Он не спрашивал, отчего они умерли. В том, что это была насильственная смерть, никто не сомневался.
– Я предполагаю, что ты этого не делал, и я знаю, что мы этого не делали. Спроси себя, кто еще бродит по этому лесу с черными мыслями в голове. Знаменитых преступников этого лабиринта из скал я еще ни разу не видел. Как ты смотришь на то, чтобы подозревать двух своих коллег – монахов в черных рясах?
Это был выстрел наугад, и он не вызвал никакой реакции.
– Это отец Эрнандо де Гевара, – послышался голос Агнесс за спиной у Андрея.
Он быстро взглянул на нее через плечо. Они с Киприаном стояли рядом с ним. Киприан обнимал ее. Ее щека и нос покраснели от слез. В одно мгновение, поразившее его самого, Андрей осознал, что, несмотря на все отчаяние, охватившее его после смерти Иоланты, он чувствовал симпатию к Агнесс. Он сконфуженно смотрел на нее, забыв о доминиканце. Агнесс движением ноги указала на монаха.
– Он пришел сюда, чтобы уничтожить Книгу. Говорит, что это Завет Зла, и, если он будет открыт, грех этот падет на него.
– Библия дьявола, – произнес Андрей.
Доминиканец вздрогнул и заерзал. Андрей прицелился в его сторону, но не мог отвести глаз от Агнесс.
– Он думает, что я как-то связана с этой Книгой, что в Вене он получил сообщение, которое привело его ко мне.

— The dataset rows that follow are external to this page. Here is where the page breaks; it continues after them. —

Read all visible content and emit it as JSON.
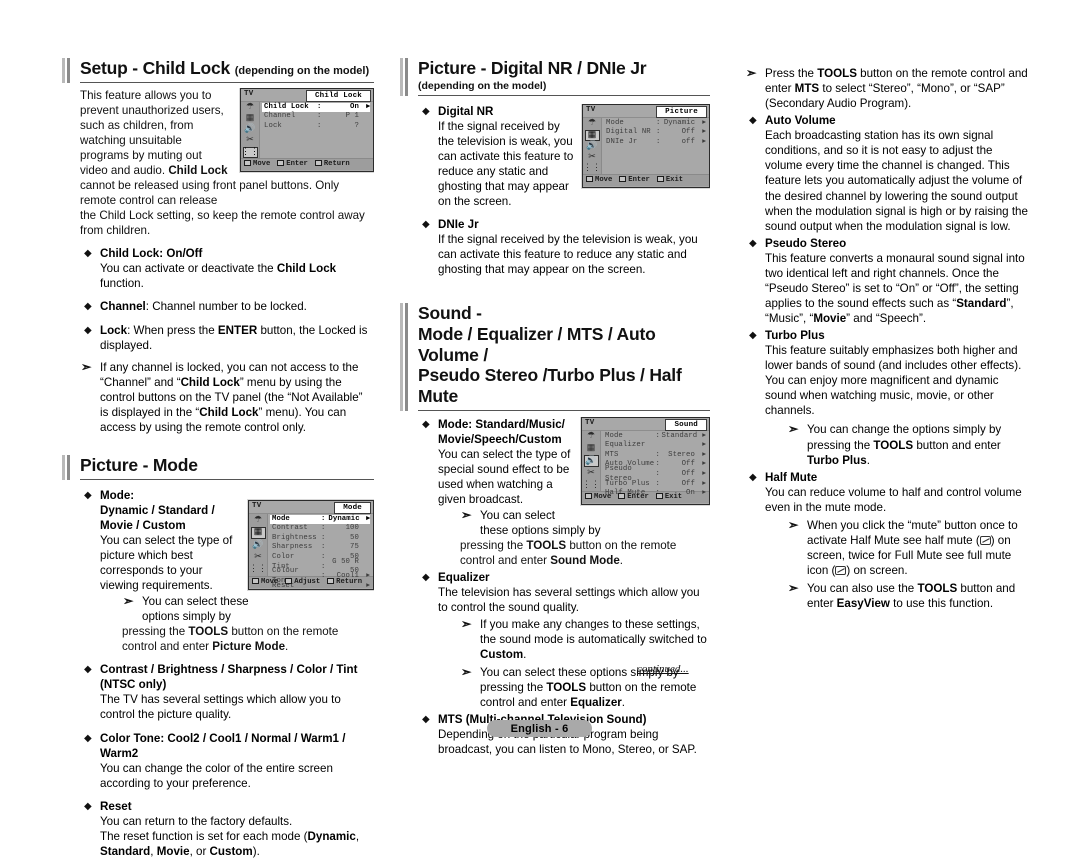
{
  "document": {
    "page_label": "English - 6",
    "continued_label": "continued..."
  },
  "left_column": {
    "section1": {
      "title": "Setup - Child Lock",
      "title_suffix": "(depending on the model)",
      "intro": "This feature allows you to prevent unauthorized users, such as children, from watching unsuitable programs by muting out video and audio. Child Lock cannot be released using front panel buttons. Only remote control can release",
      "intro_tail": "the Child Lock setting, so keep the remote control away from children.",
      "bullets": [
        {
          "glyph": "◆",
          "title": "Child Lock: On/Off",
          "body": "You can activate or deactivate the Child Lock function."
        },
        {
          "glyph": "◆",
          "title": "Channel",
          "body": ": Channel number to be locked."
        },
        {
          "glyph": "◆",
          "title": "Lock",
          "body": ": When press the ENTER button, the Locked is displayed."
        }
      ],
      "note": "If any channel is locked, you can not access to the “Channel” and “Child Lock” menu by using the control buttons on the TV panel (the “Not Available” is displayed in the “Child Lock” menu). You can access by using the remote control only.",
      "osd": {
        "tv_label": "TV",
        "title": "Child Lock",
        "rows": [
          {
            "label": "Child Lock",
            "sep": ":",
            "value": "On",
            "arrow": "▸",
            "highlight": true
          },
          {
            "label": "Channel",
            "sep": ":",
            "value": "P 1",
            "arrow": "",
            "highlight": false
          },
          {
            "label": "Lock",
            "sep": ":",
            "value": "?",
            "arrow": "",
            "highlight": false
          }
        ],
        "footer": [
          "Move",
          "Enter",
          "Return"
        ],
        "selected_icon_index": 5
      }
    },
    "section2": {
      "title": "Picture - Mode",
      "bullets": [
        {
          "glyph": "◆",
          "title": "Mode:",
          "title2": "Dynamic / Standard / Movie / Custom",
          "body": "You can select the type of picture which best corresponds to your viewing requirements.",
          "note": "You can select these options simply by",
          "note_tail": "pressing the TOOLS button on the remote control and enter Picture Mode."
        },
        {
          "glyph": "◆",
          "title": "Contrast / Brightness / Sharpness / Color / Tint (NTSC only)",
          "body": "The TV has several settings which allow you to control the picture quality."
        },
        {
          "glyph": "◆",
          "title": "Color Tone: Cool2 / Cool1 / Normal / Warm1 / Warm2",
          "body": "You can change the color of the entire screen according to your preference."
        },
        {
          "glyph": "◆",
          "title": "Reset",
          "body": "You can return to the factory defaults.",
          "body2": "The reset function is set for each mode (Dynamic, Standard, Movie, or Custom)."
        }
      ],
      "osd": {
        "tv_label": "TV",
        "title": "Mode",
        "rows": [
          {
            "label": "Mode",
            "sep": ":",
            "value": "Dynamic",
            "arrow": "▸",
            "highlight": true
          },
          {
            "label": "Contrast",
            "sep": ":",
            "value": "100",
            "arrow": "",
            "highlight": false
          },
          {
            "label": "Brightness",
            "sep": ":",
            "value": "50",
            "arrow": "",
            "highlight": false
          },
          {
            "label": "Sharpness",
            "sep": ":",
            "value": "75",
            "arrow": "",
            "highlight": false
          },
          {
            "label": "Color",
            "sep": ":",
            "value": "50",
            "arrow": "",
            "highlight": false
          },
          {
            "label": "Tint",
            "sep": ":",
            "value": "G 50   R 50",
            "arrow": "",
            "highlight": false
          },
          {
            "label": "Colour Tone",
            "sep": ":",
            "value": "Cool1",
            "arrow": "▸",
            "highlight": false
          },
          {
            "label": "Reset",
            "sep": "",
            "value": "",
            "arrow": "▸",
            "highlight": false
          }
        ],
        "footer": [
          "Move",
          "Adjust",
          "Return"
        ],
        "selected_icon_index": 1
      }
    }
  },
  "mid_column": {
    "section1": {
      "title": "Picture - Digital NR / DNIe Jr",
      "subtitle": "(depending on the model)",
      "bullets": [
        {
          "glyph": "◆",
          "title": "Digital NR",
          "body": "If the signal received by the television is weak, you can activate this feature to reduce any static and ghosting that may appear on the screen."
        },
        {
          "glyph": "◆",
          "title": "DNIe Jr",
          "body": "If the signal received by the television is weak, you can activate this feature to reduce any static and ghosting that may appear on the screen."
        }
      ],
      "osd": {
        "tv_label": "TV",
        "title": "Picture",
        "rows": [
          {
            "label": "Mode",
            "sep": ":",
            "value": "Dynamic",
            "arrow": "▸",
            "highlight": false
          },
          {
            "label": "Digital NR",
            "sep": ":",
            "value": "Off",
            "arrow": "▸",
            "highlight": false
          },
          {
            "label": "DNIe Jr",
            "sep": ":",
            "value": "off",
            "arrow": "▸",
            "highlight": false
          }
        ],
        "footer": [
          "Move",
          "Enter",
          "Exit"
        ],
        "selected_icon_index": 1
      }
    },
    "section2": {
      "title_line1": "Sound -",
      "title_line2": "Mode / Equalizer / MTS / Auto Volume /",
      "title_line3": "Pseudo Stereo /Turbo Plus / Half Mute",
      "bullets": [
        {
          "glyph": "◆",
          "title": "Mode: Standard/Music/ Movie/Speech/Custom",
          "body": "You can select the type of special sound effect to be used when watching a given broadcast.",
          "note": "You can select these options simply by",
          "note_tail": "pressing the TOOLS button on the remote control and enter Sound Mode."
        },
        {
          "glyph": "◆",
          "title": "Equalizer",
          "body": "The television has several settings which allow you to control the sound quality.",
          "notes": [
            "If you make any changes to these settings, the sound mode is automatically switched to Custom.",
            "You can select these options simply by pressing the TOOLS button on the remote control and enter Equalizer."
          ]
        },
        {
          "glyph": "◆",
          "title": "MTS (Multi-channel Television Sound)",
          "body": "Depending on the particular program being broadcast, you can listen to Mono, Stereo, or SAP."
        }
      ],
      "osd": {
        "tv_label": "TV",
        "title": "Sound",
        "rows": [
          {
            "label": "Mode",
            "sep": ":",
            "value": "Standard",
            "arrow": "▸",
            "highlight": false
          },
          {
            "label": "Equalizer",
            "sep": "",
            "value": "",
            "arrow": "▸",
            "highlight": false
          },
          {
            "label": "MTS",
            "sep": ":",
            "value": "Stereo",
            "arrow": "▸",
            "highlight": false
          },
          {
            "label": "Auto Volume",
            "sep": ":",
            "value": "Off",
            "arrow": "▸",
            "highlight": false
          },
          {
            "label": "Pseudo Stereo",
            "sep": ":",
            "value": "Off",
            "arrow": "▸",
            "highlight": false
          },
          {
            "label": "Turbo Plus",
            "sep": ":",
            "value": "Off",
            "arrow": "▸",
            "highlight": false
          },
          {
            "label": "Half Mute",
            "sep": ":",
            "value": "On",
            "arrow": "▸",
            "highlight": false
          }
        ],
        "footer": [
          "Move",
          "Enter",
          "Exit"
        ],
        "selected_icon_index": 2
      }
    }
  },
  "right_column": {
    "top_note": "Press the TOOLS button on the remote control and enter MTS to select “Stereo”, “Mono”, or “SAP” (Secondary Audio Program).",
    "bullets": [
      {
        "glyph": "◆",
        "title": "Auto Volume",
        "body": "Each broadcasting station has its own signal conditions, and so it is not easy to adjust the volume every time the channel is changed. This feature lets you automatically adjust the volume of the desired channel by lowering the sound output when the modulation signal is high or by raising the sound output when the modulation signal is low."
      },
      {
        "glyph": "◆",
        "title": "Pseudo Stereo",
        "body": "This feature converts a monaural sound signal into two identical left and right channels. Once the “Pseudo Stereo” is set to “On” or “Off”, the setting applies to the sound effects such as “Standard”, “Music”, “Movie” and “Speech”."
      },
      {
        "glyph": "◆",
        "title": "Turbo Plus",
        "body": "This feature suitably emphasizes both higher and lower bands of sound (and includes other effects). You can enjoy more magnificent and dynamic sound when watching music, movie, or other channels.",
        "note": "You can change the options simply by pressing the TOOLS button and enter Turbo Plus."
      },
      {
        "glyph": "◆",
        "title": "Half Mute",
        "body": "You can reduce volume to half and control volume even in the mute mode.",
        "note_a_1": "When you click the “mute” button once to activate Half Mute see half mute (",
        "note_a_2": ") on screen, twice for Full Mute see full mute icon (",
        "note_a_3": ") on screen.",
        "note_b": "You can also use the TOOLS button and enter EasyView to use this function."
      }
    ]
  }
}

Глаза Киприана сузились, но он не мог скрыть своего замешательства. Андрей думал о человеке, в качестве агента которого выступал Киприан, – о епископе Мельхиоре Хлесле. Он видел, как Киприан боролся с подозрением, что его дядя вел двойную игру. На пути из Праги сюда он многое смог вытащить из Киприана, чтобы составить себе представление о его положении и намерениях епископа. Епископ Хлесль преследовал благородную цель – уничтожить библию дьявола. Мог ли он при этом смириться с тем, что Агнесс придется подвергать опасности, чтобы достичь этой цели?
– Ты – Андрей фон Лангенфель, – сказала Агнесс.
Андрей кивнул.
– Иоланта говорила о тебе. Она дала мне мужество признаться самой себе в том, что я испытываю к Киприану, и правильно отнестись к этому осознанию. Она мне…
– Она мертва, – произнес Андрей неожиданно пересохшим ртом.
К его удивлению, Агнесс опустилась на корточки рядом с ним, обняла его и заплакала.
У Андрея на глаза навернулись слезы. Арбалет сдвинулся и уже был нацелен на скалу в пяти метрах от отца Эрнандо, но доминиканец даже не использовал возможность бежать. Андрей чувствовал сильное объятие Агнесс, ощущал запах ее волос, прикосновение ее щеки к своей, и ему стоило труда взять себя в руки, чтобы не завыть, как умирающий волк. Напряжение сжало ему горло.